Hari ini suasana sangat cerah, burung-burung bersiulan merdu, sinar matahari menyinari wajah cantik itu. Khafia Arumi Zhalea, gadis penyendiri namun mempunyai banyak penggemar. Mengapa tidak? Gadis itu memiliki wajah cantik dan sikapnya yang sangat misterius.
Hari ini, gadis itu datang ke sekolah berjalan kaki. Yah, hari ini gadis itu ditinggalkan adik laki-lakinya. Salahkan buku novel yang baru gadis itu beli, karena novel itu Fia bergadang dan membuatnya telat untuk bangun tidur.

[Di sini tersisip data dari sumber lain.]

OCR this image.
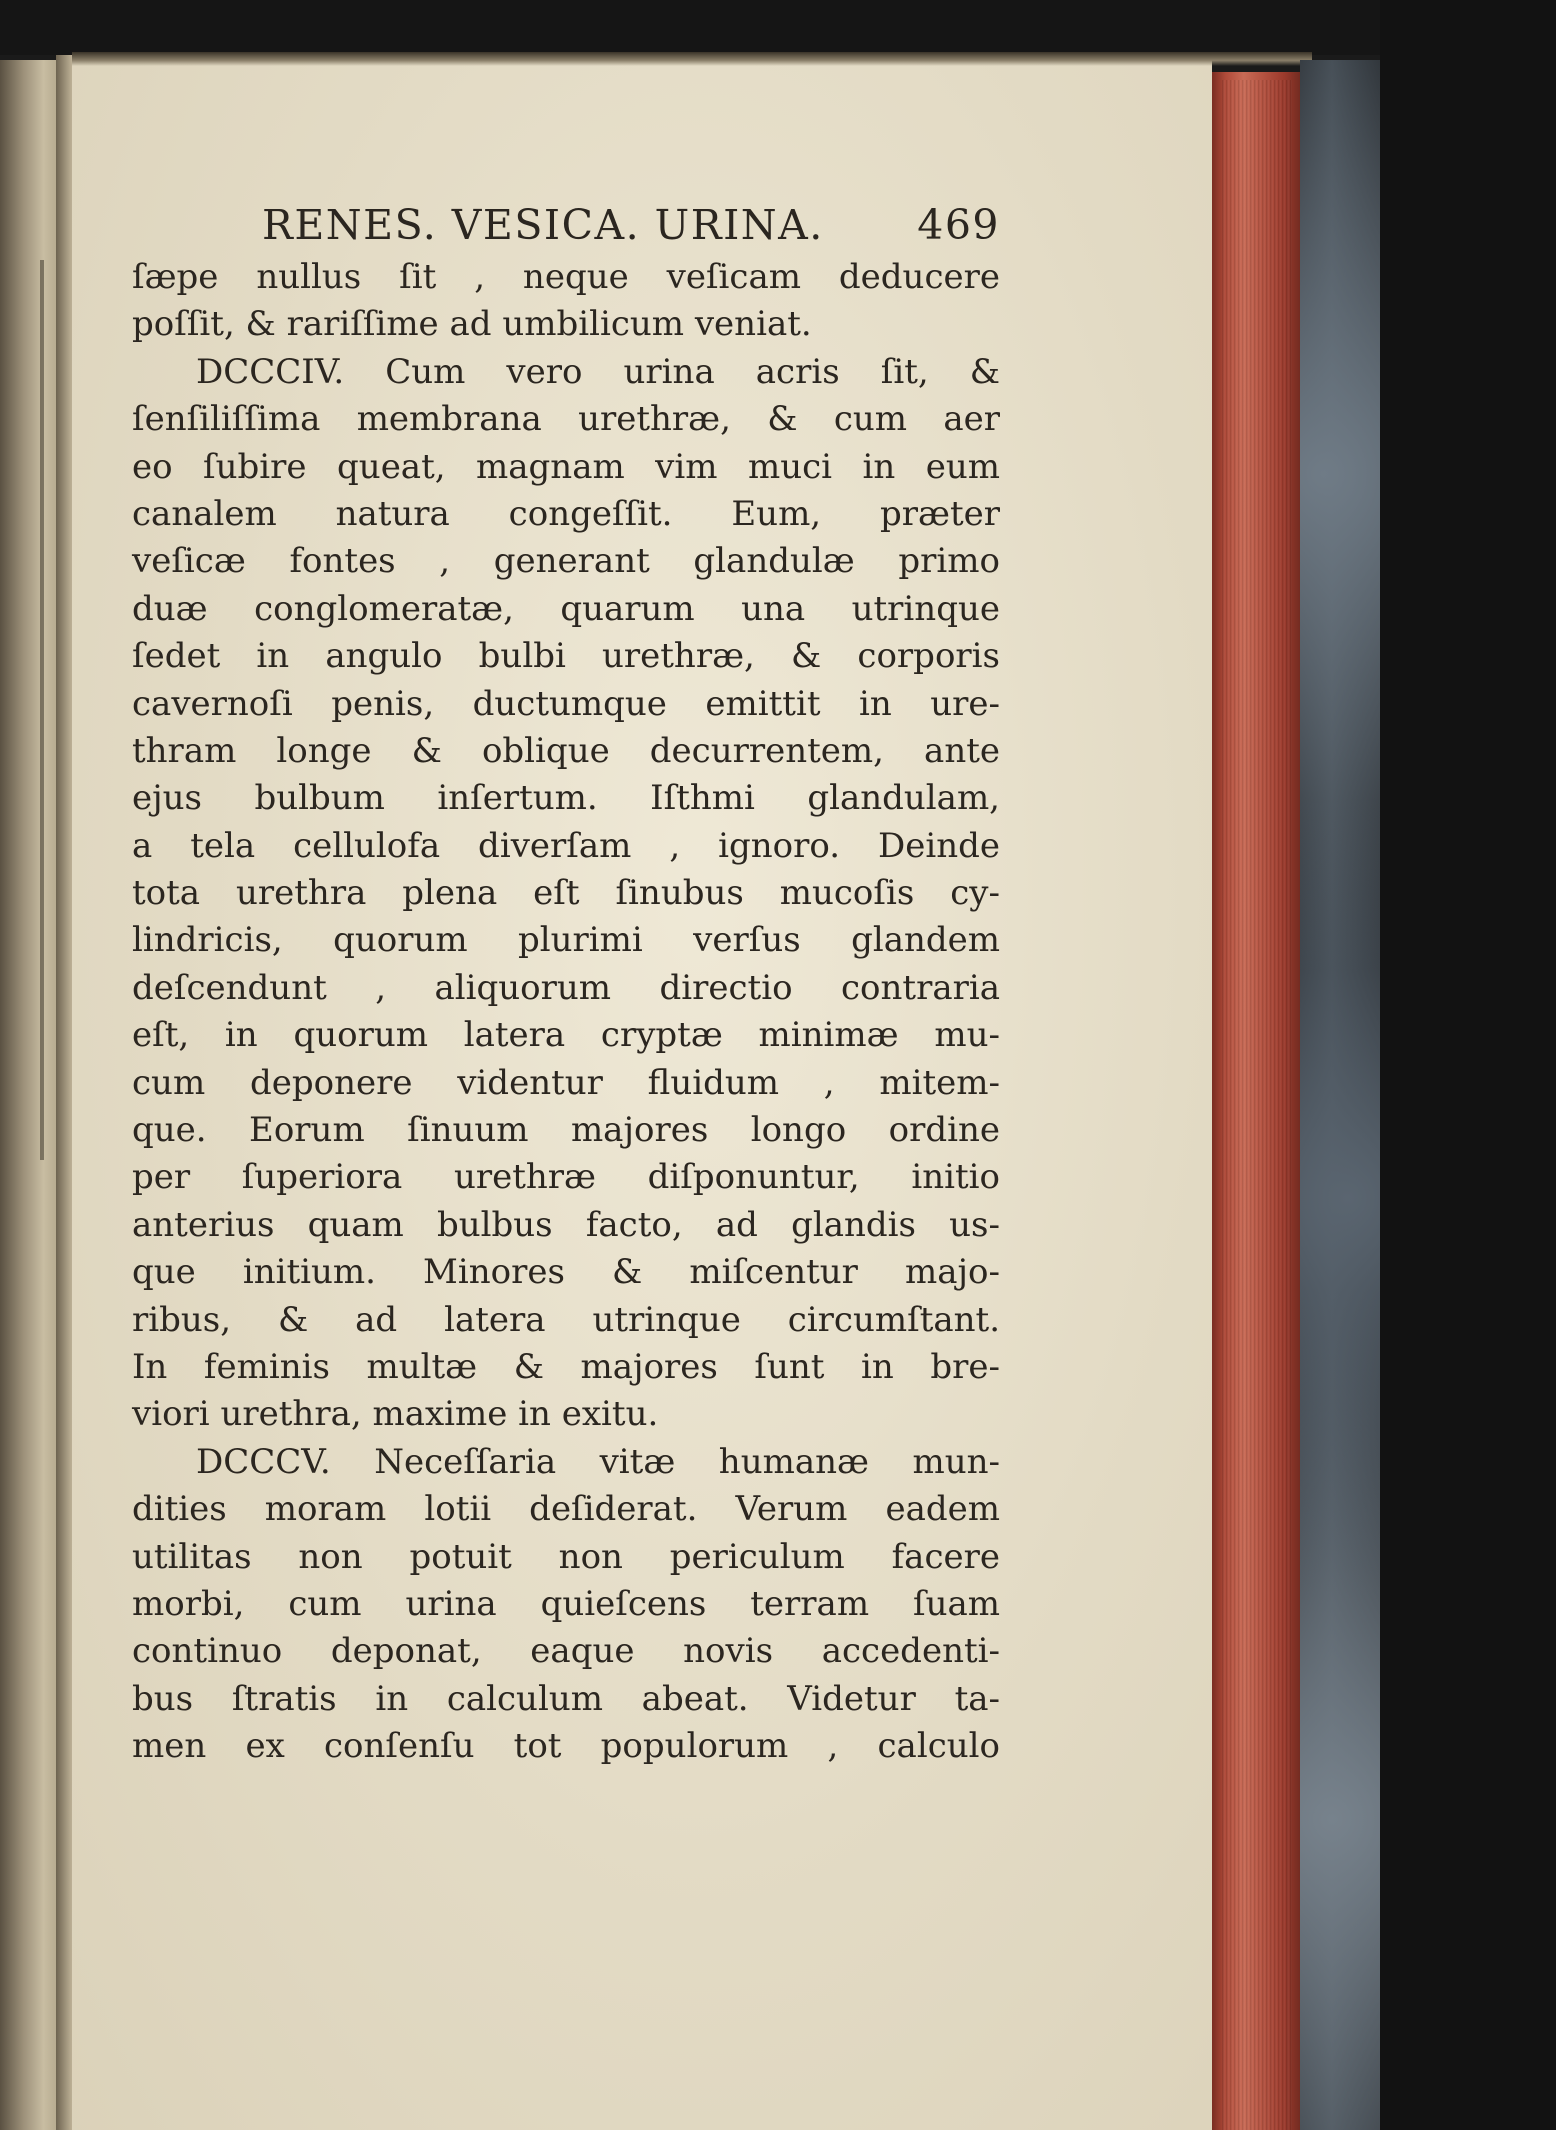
RENES. VESICA. URINA. 469
ſæpe nullus ſit , neque veſicam deducere
poſſit, & rariſſime ad umbilicum veniat.
DCCCIV. Cum vero urina acris ſit, &
ſenſiliſſima membrana urethræ, & cum aer
eo ſubire queat, magnam vim muci in eum
canalem natura congeſſit. Eum, præter
veſicæ fontes , generant glandulæ primo
duæ conglomeratæ, quarum una utrinque
ſedet in angulo bulbi urethræ, & corporis
cavernoſi penis, ductumque emittit in ure-
thram longe & oblique decurrentem, ante
ejus bulbum inſertum. Iſthmi glandulam,
a tela cellulofa diverſam , ignoro. Deinde
tota urethra plena eſt ſinubus mucoſis cy-
lindricis, quorum plurimi verſus glandem
deſcendunt , aliquorum directio contraria
eſt, in quorum latera cryptæ minimæ mu-
cum deponere videntur fluidum , mitem-
que. Eorum ſinuum majores longo ordine
per ſuperiora urethræ diſponuntur, initio
anterius quam bulbus facto, ad glandis us-
que initium. Minores & miſcentur majo-
ribus, & ad latera utrinque circumſtant.
In feminis multæ & majores ſunt in bre-
viori urethra, maxime in exitu.
DCCCV. Neceſſaria vitæ humanæ mun-
dities moram lotii deſiderat. Verum eadem
utilitas non potuit non periculum facere
morbi, cum urina quieſcens terram ſuam
continuo deponat, eaque novis accedenti-
bus ſtratis in calculum abeat. Videtur ta-
men ex conſenſu tot populorum , calculo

Fia memang setiap hari berangkat ke sekolah bersama adik laki lakinya, Febry. Tentu saja dengan motor CBR putih milik Febry. Kedua kakak-beradik itu hanyalah berbeda satu tahun, namun mereka sama sama satu angkatan, sifat mereka pun sangat lah berbeda.
Fia dengan sifat dingin dan misteriusnya, namun ia tak terlalu pintar dalam pembelajaran, ia adalah gadis yang senang menulis cerita di wattpad. Sedangkan Febry? Sifatnya sangatlah humoris dan friendly, membuatnya mudah beradaptasi dan memiliki banyak teman, namun berbeda dengan Fia, Febri memiliki otak yang sangat cerdas, selain itu ia juga sangat berbakat dalam bidang olahraga.
Yah... seperti itu lah.
Benar-benar definisi asli dari perbedaan yang sesungguhnya bukan?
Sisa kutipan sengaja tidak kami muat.